Filmed at Dock10, MediaCityUK in Salford in late 2011, the show was a co-production between So Television and Millican's own company, Chopsy Productions.

==Episodes==

===Series 1===

| Episode | Air date | Theme(s) | Guests |
|---|---|---|---|
| 1 | 8 March 2012 | Wildlife and dating | Chris Packham and Tracey Cox |
| 2 | 15 March 2012 | Drama and weather | Simon Callow, John Kettley and Phyllis Logan |
| 3 | 22 March 2012 | Survival and food | Olly Smith, Charley Boorman and Paul Hollywood |
| 4 | 29 March 2012 | Property and fashion | Sarah Beeny, Julien Macdonald and Robert Peston |
| 5 | 5 April 2012 | Sport and entertainment | Clare Balding, Beth Tweddle and Louie Spence |
| 6 | 12 April 2012 | Embarrassing Bodies and crime | Pixie McKenna and Rav Wilding |

===Christmas Special 2012===
A Christmas special was announced after series 1 had finished.

| Episode | Air date | Theme(s) | Guests |
|---|---|---|---|
| 7 | 23 December 2012 | Christmas, Downton Abbey and EastEnders | Hugh Bonneville and Shane Richie |

===Series 2===
On 27 April 2012, it was announced that BBC Two had ordered a second series of the show, due to start on 15 January 2013.

| Episode | Air date | Theme(s) | Guests |
|---|---|---|---|
| 1 | 15 January 2013 | Reality TV and Casualty | Craig Revel Horwood, Melanie C, Charles Dale, Tony Marshall, Azuka Oforka, Suzanne Packer |
| 2 | 22 January 2013 | Deal or No Deal and magic | Noel Edmonds and Pete Firman |
| 3 | 29 January 2013 | Property, craft and science | Kirstie Allsopp and Michael Mosley |
| 4 | 5 February 2013 | News, politics and Geordie Shore | Nick Robinson, Bill Turnbull, Gary 'Gaz' Beadle, Charlotte-Letitia Crosby, Holly Hagan and James Tindale |
| 5 | 12 February 2013 | Business and Coast | Stuart Baggs and Neil Oliver |
| 6 | 19 February 2013 | Deadly 60 and Soccer Saturday | Steve Backshall and Jeff Stelling |

===Series 3 ===
Series 3 began on Tuesday 24 September 2013, along with extended 40-minute repeats entitled "The Sarah Millican Slightly Longer Television Programme".
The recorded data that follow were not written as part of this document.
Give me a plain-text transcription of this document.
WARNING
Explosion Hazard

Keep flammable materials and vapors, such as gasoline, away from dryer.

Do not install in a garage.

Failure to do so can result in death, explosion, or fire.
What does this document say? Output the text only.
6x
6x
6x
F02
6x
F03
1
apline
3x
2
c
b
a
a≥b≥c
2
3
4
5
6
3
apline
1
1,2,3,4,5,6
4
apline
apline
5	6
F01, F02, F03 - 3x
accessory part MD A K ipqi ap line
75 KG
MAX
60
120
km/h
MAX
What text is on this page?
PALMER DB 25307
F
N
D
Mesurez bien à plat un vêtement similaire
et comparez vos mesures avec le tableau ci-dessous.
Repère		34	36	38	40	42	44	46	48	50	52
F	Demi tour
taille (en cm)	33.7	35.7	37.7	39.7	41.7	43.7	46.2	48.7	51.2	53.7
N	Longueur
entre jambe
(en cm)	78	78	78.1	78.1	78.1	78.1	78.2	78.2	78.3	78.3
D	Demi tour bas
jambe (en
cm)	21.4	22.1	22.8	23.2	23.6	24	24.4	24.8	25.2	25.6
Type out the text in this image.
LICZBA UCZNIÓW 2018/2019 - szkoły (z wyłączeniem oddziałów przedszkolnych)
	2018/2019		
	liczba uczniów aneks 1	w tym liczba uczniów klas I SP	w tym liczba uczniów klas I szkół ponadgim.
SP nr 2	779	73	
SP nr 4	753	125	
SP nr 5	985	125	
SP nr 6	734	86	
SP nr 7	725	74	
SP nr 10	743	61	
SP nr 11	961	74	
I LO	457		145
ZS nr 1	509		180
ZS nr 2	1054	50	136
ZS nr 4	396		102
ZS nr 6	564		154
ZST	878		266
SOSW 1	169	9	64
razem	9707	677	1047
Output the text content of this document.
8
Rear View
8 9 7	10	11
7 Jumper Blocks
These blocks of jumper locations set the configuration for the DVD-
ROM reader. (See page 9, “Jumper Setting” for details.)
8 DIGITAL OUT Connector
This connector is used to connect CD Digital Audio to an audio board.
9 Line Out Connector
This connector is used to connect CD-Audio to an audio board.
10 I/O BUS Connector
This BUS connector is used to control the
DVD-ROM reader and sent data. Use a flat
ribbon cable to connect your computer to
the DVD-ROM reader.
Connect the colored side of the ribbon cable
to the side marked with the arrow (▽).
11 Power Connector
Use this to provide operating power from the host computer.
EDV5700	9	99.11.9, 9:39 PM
| Episode | Air date | Theme(s) | Guests |
|---|---|---|---|
| 1 | 24 September 2013 | Driving, crime drama and Pointless | Quentin Willson, Bradley Walsh and Richard Osman |
| 2 | 1 October 2013 | Travel, antiques and children's programmes | Michael Palin, Helen Skelton and Tim Wonnacott |
| 3 | 8 October 2013 | US drama, gardening programmes and musicals | David Harewood, Diarmuid Gavin and Matthew Morrison |
| 4 | 15 October 2013 | Medical and fantasy programmes | Christian Jessen, John Bradley-West, Finn Jones and Kristian Nairn |
| 5 | 22 October 2013 | Finance, history programmes and Made in Chelsea | Martin Lewis, Dan Cruickshank and Gabriella Ellis |
| 6 | 29 October 2013 | Formula One, entertainment and consumer programmes | Suzi Perry, Bruno Tonioli, Alex Jones and Matt Baker |

===Christmas Special 2013===

| Episode | Air date | Theme(s) | Guests |
|---|---|---|---|
| 7 | 22 December 2013 | Christmas and Call the Midwife | Phillip Schofield, Judy Parfitt and Helen George |

==DVD release==
A "Best of Series 1 and 2" DVD was released on 11 November 2013 by 4DVD. However, Series 3 and its Christmas special have never been released on DVD.